Bob is the man behind Robert Turner Wines, whose excellent Northern California chardonnays, pinot noirs, and cabernet francs are sold both in retail stores and fine restaurants around town; for more on Bob and his wines, check out the August 2013 issue of this magazine online.
Shirley Turner is an artist, a wonderful cook, and someone with exceptional taste in interior décor. Not surprisingly, she wanted a home with a “California influence,” which she means open, spacious, modern, and light-filled, with lovely green views on all sides, seen through dramatic steel-framed windows. With all this in mind, she clearly had a large hand in planning her kitchen, and I think readers will agree it turned out just as she had hoped.
According to Turner, a number of professionals helped to make this showstopping kitchen what it is, thanks to their invaluable advice and talents. I just know she would like me to mention them, as well as thank them, so here goes. Sara Phillips of Ferguson Bath, Kitchen and Lighting Gallery helped tremendously and tirelessly with decisions on appliances. Previously wedded to gas for cooking, Turner says she was hard to convince as regards an electric, flat-top cooking surface, but she tells me that now she’s hooked — obsessed is more like it — with her Thermador Freedom Induction cooktop.

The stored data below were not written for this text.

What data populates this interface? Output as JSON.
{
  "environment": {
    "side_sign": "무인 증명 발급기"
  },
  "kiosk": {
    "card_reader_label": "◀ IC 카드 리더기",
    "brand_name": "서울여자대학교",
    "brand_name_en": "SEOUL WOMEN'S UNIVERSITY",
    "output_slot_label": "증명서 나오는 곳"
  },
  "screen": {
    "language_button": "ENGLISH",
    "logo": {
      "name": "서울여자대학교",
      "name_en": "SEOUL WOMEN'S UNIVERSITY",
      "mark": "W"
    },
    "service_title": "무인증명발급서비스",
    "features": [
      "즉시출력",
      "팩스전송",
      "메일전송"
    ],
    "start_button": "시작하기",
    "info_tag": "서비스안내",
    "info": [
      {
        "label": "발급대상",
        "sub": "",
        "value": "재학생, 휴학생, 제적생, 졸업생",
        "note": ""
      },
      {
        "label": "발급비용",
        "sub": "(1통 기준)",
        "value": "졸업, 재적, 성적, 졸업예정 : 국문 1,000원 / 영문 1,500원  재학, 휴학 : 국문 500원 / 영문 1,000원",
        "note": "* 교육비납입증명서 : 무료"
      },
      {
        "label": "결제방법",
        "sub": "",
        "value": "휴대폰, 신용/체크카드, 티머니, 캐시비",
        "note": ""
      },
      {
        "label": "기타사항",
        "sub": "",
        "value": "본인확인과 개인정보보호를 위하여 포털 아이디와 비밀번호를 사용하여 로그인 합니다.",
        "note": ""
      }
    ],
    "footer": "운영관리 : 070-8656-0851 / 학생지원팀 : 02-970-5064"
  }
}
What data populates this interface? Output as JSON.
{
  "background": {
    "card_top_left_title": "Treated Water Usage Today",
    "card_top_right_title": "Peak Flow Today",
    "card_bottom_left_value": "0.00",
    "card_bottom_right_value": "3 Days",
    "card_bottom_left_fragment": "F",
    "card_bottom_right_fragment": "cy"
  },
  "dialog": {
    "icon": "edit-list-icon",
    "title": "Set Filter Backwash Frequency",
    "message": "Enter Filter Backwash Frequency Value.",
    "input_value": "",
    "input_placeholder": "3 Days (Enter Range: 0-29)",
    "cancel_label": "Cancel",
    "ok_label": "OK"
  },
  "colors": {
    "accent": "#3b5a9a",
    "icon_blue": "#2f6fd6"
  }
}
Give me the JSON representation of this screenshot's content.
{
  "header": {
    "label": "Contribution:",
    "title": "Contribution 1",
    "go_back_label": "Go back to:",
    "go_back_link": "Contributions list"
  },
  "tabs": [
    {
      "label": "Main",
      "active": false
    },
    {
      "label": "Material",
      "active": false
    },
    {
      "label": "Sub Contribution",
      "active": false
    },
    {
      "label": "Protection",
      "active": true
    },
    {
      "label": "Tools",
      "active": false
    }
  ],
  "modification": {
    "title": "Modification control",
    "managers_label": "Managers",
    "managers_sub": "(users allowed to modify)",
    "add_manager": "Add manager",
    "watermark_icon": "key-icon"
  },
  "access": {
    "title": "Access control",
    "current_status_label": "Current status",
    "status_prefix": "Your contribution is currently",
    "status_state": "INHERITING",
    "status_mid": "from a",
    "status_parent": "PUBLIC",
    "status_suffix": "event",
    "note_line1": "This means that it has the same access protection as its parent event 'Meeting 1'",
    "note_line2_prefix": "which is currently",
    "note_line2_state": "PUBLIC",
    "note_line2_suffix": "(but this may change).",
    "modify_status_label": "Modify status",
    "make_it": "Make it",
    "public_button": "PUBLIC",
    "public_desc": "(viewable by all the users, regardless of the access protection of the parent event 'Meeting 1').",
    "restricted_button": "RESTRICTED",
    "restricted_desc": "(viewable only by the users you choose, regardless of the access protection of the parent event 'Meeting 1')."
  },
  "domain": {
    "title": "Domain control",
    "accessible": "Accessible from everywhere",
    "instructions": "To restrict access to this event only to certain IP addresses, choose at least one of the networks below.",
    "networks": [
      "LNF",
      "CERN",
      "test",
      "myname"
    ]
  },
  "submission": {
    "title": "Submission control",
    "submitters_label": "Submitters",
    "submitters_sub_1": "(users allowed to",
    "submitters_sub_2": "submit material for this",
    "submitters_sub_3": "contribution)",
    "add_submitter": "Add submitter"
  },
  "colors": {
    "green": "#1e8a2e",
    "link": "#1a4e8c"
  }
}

The custom, shaker-style cabinets were built by Old City Millwork under the guidance of Posey Hedges; and, by the way, the sub-zero refrigerator is hidden in the handsome cabinetry. The color used for the kitchen is a soft, sophisticated taupe, and the skillful painting was by Acosta Custom Painting. The island’s counters are poured concrete courtesy of Brandon Browning of Modern Edge Concrete, and the granite used elsewhere was found at Triton Stone. The sound system was installed by Memphis Home Theater. Nancy Tucker, a consultant with Graham’s Lighting, advised on light fixtures.
There is much more to this kitchen than just the cooking area, as you can see in the photographs; there is an adjacent breakfast area and a large, comfortable sitting room with a fireplace. And I can’t forget to mention the pièce de résistance, which is Robert Turner’s amazing wine room. As we were photographing their home, cases of his wines were being delivered to fill up the room, and of course how could I say “no” to a tiny tasting?
The Turners have only recently moved into their grand new abode, but I can tell it is already feeling like home, although they laughingly agree they went completely counter to the current trend of downsizing at a certain age. In fact, they “upsized,” and how!